Eine Veränderung der Krankenhausstruktur sei zudem untrennbar mit der Überwindung der Sektoren und der ambulanten Versorgung verbunden. Denn stationäre Betten abzubauen bedeute, dass die ambulante Versorgung gestärkt werden müsse und das gehe nur, wenn die Krankenhäuser an der ambulanten Behandlung beteiligt werden. Für die Patientinnen und Patienten sei es ohnehin von Vorteil, wenn sie im Krankenhaus aus einer Hand und je nach individuellem medinischen Bedarf ambulant, teilstationär oder stationär versorgt werden könnten. „Nach wie vor kommen Menschen im Notfall oft zunächst in die Krankenhausambulanz, statt den ärztlichen Notdienst aufzusuchen – auch wenn die Behandlung am Ende ambulant bleibt; das zeigt ein hohes Vertrauen in die gute Versorgung durch das Krankenhaus und die dort Beschäftigten“, meint Schaffert. Dies und die bereits bestehenden erfolgreichen Kooperationsmodelle müssten auch bei der ebenfalls anstehenden Weiterentwicklung der Notfallversorgung berücksichtigt werden.

Hinsichtlich der Krankenhausfinanzierung bedürfe es nach Ansicht des Klinikverbundes ebenfalls weiterer Reformschritte. „In erster Linie braucht es eine ausreichende Finanzierung der Investitionen: Entweder müssen die Länder verpflichtet werden, der Investitionsförderung endlich voll-umfänglich nachzukommen oder der Bund beteiligt sich daran“, betont Maurer. Die in den letzten beiden Legislaturperioden durch den Bund bereitgestellten Mittel des Struktur- und Zukunftsfonds seien ein erster, wenn auch sehr bürokratischer Schritt zu einer ergänzenden Bundesfinanzierung. Angesichts der investiven Herausforderungen, beispielsweise bei der Digitalisierung, sei dies jedoch nur ein Tropfen auf den heißen Stein.

Eine leistungsorientierte Vergütung wie über die DRG-Fallpauschalen werde zwar weiterhin grundsätzlich befürwortet. Allerdings zeigten die letzten Jahre und insbesondere die Pandemie-Situation die Notwendigkeit einer Weiterentwicklung und Ergänzung. Die Krankenhausfinanzierung müsse insgesamt so ausgestaltet werden, dass die Kosten des Krankenhauses nicht nur durch permanente Leistungssteigerungen auskömmlich gedeckt seien und auch bei Leistungseinbrüchen, wie während der Pandemie, eine gewisse Sockelfinanzierung der Vorhaltekosten gegeben sei.

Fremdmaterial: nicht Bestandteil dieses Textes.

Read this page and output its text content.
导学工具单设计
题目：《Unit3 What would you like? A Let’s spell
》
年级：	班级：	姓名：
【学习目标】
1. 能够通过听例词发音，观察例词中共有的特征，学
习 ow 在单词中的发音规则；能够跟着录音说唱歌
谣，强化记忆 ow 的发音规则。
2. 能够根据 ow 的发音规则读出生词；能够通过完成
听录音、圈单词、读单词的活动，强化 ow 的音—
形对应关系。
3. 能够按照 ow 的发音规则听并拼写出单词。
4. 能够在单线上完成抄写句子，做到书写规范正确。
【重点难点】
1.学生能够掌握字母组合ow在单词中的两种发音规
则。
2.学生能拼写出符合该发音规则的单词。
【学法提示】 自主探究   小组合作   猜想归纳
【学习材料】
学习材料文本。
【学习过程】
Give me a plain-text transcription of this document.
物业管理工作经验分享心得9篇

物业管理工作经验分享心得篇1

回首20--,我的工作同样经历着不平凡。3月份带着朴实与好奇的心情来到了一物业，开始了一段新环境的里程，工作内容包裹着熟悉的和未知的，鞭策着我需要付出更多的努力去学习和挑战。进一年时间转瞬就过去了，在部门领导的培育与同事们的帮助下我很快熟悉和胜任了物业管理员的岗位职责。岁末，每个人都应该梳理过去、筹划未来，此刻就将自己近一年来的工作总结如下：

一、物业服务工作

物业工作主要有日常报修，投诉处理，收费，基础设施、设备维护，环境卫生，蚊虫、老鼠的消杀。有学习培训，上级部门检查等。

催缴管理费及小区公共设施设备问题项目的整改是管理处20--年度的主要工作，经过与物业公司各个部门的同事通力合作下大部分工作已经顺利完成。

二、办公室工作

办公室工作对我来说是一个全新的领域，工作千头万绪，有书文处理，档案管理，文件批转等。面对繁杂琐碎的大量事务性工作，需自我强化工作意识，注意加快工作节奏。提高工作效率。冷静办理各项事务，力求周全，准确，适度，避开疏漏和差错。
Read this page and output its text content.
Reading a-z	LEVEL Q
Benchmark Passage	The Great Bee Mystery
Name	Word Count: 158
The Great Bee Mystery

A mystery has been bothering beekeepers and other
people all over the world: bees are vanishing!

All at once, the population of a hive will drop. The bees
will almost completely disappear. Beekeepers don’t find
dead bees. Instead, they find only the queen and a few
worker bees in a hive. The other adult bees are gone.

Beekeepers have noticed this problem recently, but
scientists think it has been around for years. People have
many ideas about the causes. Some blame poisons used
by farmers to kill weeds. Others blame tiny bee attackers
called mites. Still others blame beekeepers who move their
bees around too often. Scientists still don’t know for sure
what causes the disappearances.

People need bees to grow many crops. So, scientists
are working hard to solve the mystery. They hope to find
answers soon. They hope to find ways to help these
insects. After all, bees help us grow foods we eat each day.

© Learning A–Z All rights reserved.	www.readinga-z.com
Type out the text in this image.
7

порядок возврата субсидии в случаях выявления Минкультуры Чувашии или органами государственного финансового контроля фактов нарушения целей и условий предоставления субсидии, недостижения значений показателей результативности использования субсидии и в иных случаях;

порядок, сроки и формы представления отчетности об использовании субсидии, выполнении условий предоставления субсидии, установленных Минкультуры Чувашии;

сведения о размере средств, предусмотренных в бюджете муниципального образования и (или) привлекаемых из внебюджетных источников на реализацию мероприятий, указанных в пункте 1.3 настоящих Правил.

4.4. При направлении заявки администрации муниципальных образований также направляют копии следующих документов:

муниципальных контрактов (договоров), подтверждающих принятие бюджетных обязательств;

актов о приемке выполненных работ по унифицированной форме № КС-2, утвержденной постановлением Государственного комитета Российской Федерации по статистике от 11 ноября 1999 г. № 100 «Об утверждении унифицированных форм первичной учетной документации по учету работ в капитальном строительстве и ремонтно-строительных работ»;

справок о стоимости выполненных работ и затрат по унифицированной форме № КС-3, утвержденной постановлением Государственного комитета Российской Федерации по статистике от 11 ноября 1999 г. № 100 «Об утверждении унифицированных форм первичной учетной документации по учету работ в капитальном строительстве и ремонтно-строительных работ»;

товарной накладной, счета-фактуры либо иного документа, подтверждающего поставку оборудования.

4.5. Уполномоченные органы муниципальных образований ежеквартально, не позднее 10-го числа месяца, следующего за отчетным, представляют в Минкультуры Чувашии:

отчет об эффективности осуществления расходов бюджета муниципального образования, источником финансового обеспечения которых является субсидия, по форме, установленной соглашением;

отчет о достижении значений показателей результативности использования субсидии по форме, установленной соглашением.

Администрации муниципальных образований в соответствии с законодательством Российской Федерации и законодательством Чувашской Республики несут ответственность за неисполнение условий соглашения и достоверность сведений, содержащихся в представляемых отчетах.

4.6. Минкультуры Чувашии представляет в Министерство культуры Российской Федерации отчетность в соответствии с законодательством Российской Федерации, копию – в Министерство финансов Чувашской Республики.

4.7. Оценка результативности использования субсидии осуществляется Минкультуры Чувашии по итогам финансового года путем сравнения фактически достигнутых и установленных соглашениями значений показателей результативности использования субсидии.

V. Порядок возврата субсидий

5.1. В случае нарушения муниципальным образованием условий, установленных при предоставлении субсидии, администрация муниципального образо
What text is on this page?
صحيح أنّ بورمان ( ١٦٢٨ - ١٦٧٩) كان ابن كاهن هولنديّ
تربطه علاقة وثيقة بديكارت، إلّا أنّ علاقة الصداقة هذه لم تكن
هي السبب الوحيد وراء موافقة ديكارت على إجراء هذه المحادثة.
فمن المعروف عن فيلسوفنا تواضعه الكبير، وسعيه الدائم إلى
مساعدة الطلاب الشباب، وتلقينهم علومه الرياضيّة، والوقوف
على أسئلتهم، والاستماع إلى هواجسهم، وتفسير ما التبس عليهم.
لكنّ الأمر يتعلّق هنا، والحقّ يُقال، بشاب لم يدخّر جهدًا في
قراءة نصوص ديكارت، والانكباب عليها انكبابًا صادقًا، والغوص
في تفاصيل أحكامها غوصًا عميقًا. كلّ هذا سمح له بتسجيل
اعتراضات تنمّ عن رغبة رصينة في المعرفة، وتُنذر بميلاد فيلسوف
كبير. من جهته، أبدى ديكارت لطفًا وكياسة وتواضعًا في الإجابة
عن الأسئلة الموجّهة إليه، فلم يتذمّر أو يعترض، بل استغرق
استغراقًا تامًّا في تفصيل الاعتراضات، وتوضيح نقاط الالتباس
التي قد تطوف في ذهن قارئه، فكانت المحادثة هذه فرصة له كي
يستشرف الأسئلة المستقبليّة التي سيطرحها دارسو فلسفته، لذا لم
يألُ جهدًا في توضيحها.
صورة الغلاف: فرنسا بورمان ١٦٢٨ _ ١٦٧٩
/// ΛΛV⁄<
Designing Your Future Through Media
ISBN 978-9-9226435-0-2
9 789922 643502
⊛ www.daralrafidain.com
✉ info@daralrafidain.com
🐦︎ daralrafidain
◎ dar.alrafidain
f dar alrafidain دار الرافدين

Der Koalitionsvertrag der nächsten Regierung müsse diese und weitere gesundheitspolitische Themen angehen sowie Lösungen und Wege dazu aufzeigen. „Als Klinikverbund Hessen stehen wir dazu mit unserer Expertise und praktischen Erfahrung in der hessenweiten Krankenhausversorgung durch die öffentlich getragenen Krankenhäuser aller Versorgungsstufen und Leistungsbereiche gerne den Beteiligten beratend zur Seite,“ betont Schaffert. Die Verantwortlichen und Beschäftigten der Krankenhäuser im Klinikverbund Hessen seien auf die Ergebnisse gespannt. „Denn wir werden unter anderem bei unserem Kongress ‚Zukunft Gesundheit am 16. Februar die Ergebnisse der Koalitionsverhandlungen eingehend diskutieren und bewerten. Wir laden alle ein, sich daran zu beteiligen“, so Schaffert.